DE NOTRE CORRESPONDANT
LE SYNDROME de l’intestin irritable, qui touche environ 20 % de la population dans les pays industriels, est une affection éminemment multifactorielle. On s’est beaucoup intéressé à la fonction de canaux ioniques entrant en jeu dans la détection des stimuli nociceptifs, en particulier les canaux calciques voltage-dépendants Cav3.1, Cav3.2 et Cav3.3. Les gènes de ce dernier ont pu être identifiés et l’on s’accorde à penser que le sous-type Cav3.2 a un rôle pro-nociceptif majeur dans les douleurs somatiques. Les chercheurs de Montpellier et de Clermont-Ferrand ont utilisé une approche de knock-down par antisens pour explorer cette fonction pro-nociceptive chez des rats à concentrations intestinales élevées en butyrate (couramment observées dans le SII*). Dans ce modèle expérimental, une hypersensibilité viscérale chronique est créée par des injections, dans le côlon des rongeurs, de butyrate de sodium.
La procédure de knock-down par antisens consiste à réduire de manière sélective l’expression d’une protéine donnée.
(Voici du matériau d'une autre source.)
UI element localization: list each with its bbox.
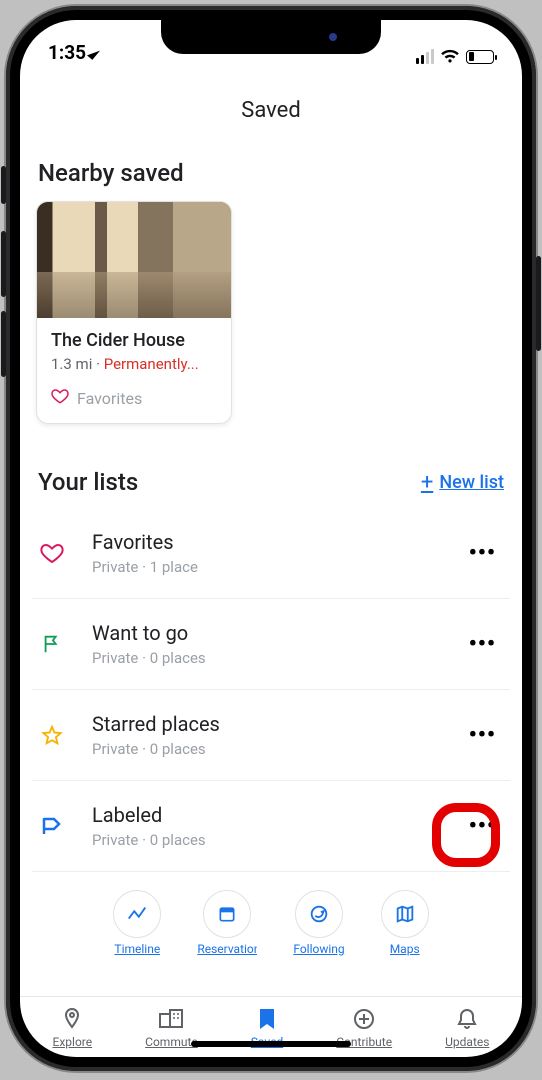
list-sub: Private · 0 places — [92, 649, 439, 667]
tab-commute[interactable]: Commute — [145, 1007, 198, 1049]
list-name: Starred places — [92, 712, 439, 736]
list-name: Labeled — [92, 803, 439, 827]
chip-maps[interactable]: Maps — [381, 890, 429, 956]
list-row-favorites[interactable]: Favorites Private · 1 place ••• — [32, 508, 510, 599]
more-icon[interactable]: ••• — [465, 535, 500, 572]
mute-switch[interactable] — [1, 166, 6, 204]
notch — [161, 20, 381, 54]
chip-following[interactable]: Following — [293, 890, 344, 956]
list-row-want-to-go[interactable]: Want to go Private · 0 places ••• — [32, 599, 510, 690]
new-list-button[interactable]: + New list — [421, 470, 504, 495]
more-icon[interactable]: ••• — [465, 808, 500, 845]
more-icon[interactable]: ••• — [465, 626, 500, 663]
list-row-starred[interactable]: Starred places Private · 0 places ••• — [32, 690, 510, 781]
more-icon[interactable]: ••• — [465, 717, 500, 754]
list-sub: Private · 0 places — [92, 831, 439, 849]
list-sub: Private · 1 place — [92, 558, 439, 576]
star-icon — [38, 724, 66, 746]
chip-reservations[interactable]: Reservations — [197, 890, 257, 956]
place-meta: 1.3 mi · Permanently... — [51, 355, 217, 373]
phone-frame: 1:35 Saved Nearby saved The Cider House — [6, 6, 536, 1071]
list-row-labeled[interactable]: Labeled Private · 0 places ••• — [32, 781, 510, 872]
plus-icon: + — [421, 470, 433, 495]
label-icon — [38, 815, 66, 837]
chip-timeline[interactable]: Timeline — [113, 890, 161, 956]
nearby-saved-card[interactable]: The Cider House 1.3 mi · Permanently... … — [36, 201, 232, 424]
your-lists-heading: Your lists — [38, 468, 138, 496]
nearby-heading: Nearby saved — [32, 159, 510, 201]
tab-updates[interactable]: Updates — [445, 1007, 489, 1049]
flag-icon — [38, 633, 66, 655]
location-services-icon — [87, 46, 100, 60]
tab-explore[interactable]: Explore — [53, 1007, 93, 1049]
place-list-chip: Favorites — [51, 387, 217, 409]
power-button[interactable] — [536, 256, 541, 351]
volume-up-button[interactable] — [1, 231, 6, 297]
volume-down-button[interactable] — [1, 311, 6, 377]
clock: 1:35 — [48, 41, 86, 64]
place-name: The Cider House — [51, 330, 217, 351]
list-sub: Private · 0 places — [92, 740, 439, 758]
heart-icon — [51, 387, 69, 409]
front-camera — [329, 33, 337, 41]
list-name: Favorites — [92, 530, 439, 554]
list-name: Want to go — [92, 621, 439, 645]
screen: 1:35 Saved Nearby saved The Cider House — [20, 20, 522, 1057]
content: Saved Nearby saved The Cider House 1.3 m… — [20, 66, 522, 996]
place-thumbnail — [37, 202, 231, 318]
bottom-tab-bar: Explore Commute Saved Contribute Updates — [20, 996, 522, 1057]
battery-icon — [466, 50, 494, 64]
wifi-icon — [440, 49, 460, 64]
page-title: Saved — [32, 66, 510, 159]
quick-chips: Timeline Reservations Following Maps — [32, 872, 510, 962]
cell-signal-icon — [416, 49, 434, 64]
home-indicator[interactable] — [191, 1041, 351, 1047]
heart-icon — [38, 541, 66, 565]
Les Français montrent que la répression génique du canal Cav3.3 prévient l’hypersensibilité induite par le butyrate (diminution du seuil de distension colo-rectale) par rapport aux contrôles. Le blocage des canaux de type T par des agents pharmacologiques (mibéfradil et éthosuximide) a le même effet.
Par ailleurs, l’administration de butyrate induit une augmentation de l’amplitude des courants de type T au niveau des nocicepteurs du côlon. Cette action est sélective car elle concerne les courants de bas voltage (LVA), et non ceux de haut voltage (HVA). Le traitement de ganglions rachidiens dorsaux (DRG) par l’administration de 5 mM de butyrate pendant deux jours entraîne une régulation positive des canaux calciques de type T, et abaisse, en parallèle, le seuil du potentiel d’action des DRG.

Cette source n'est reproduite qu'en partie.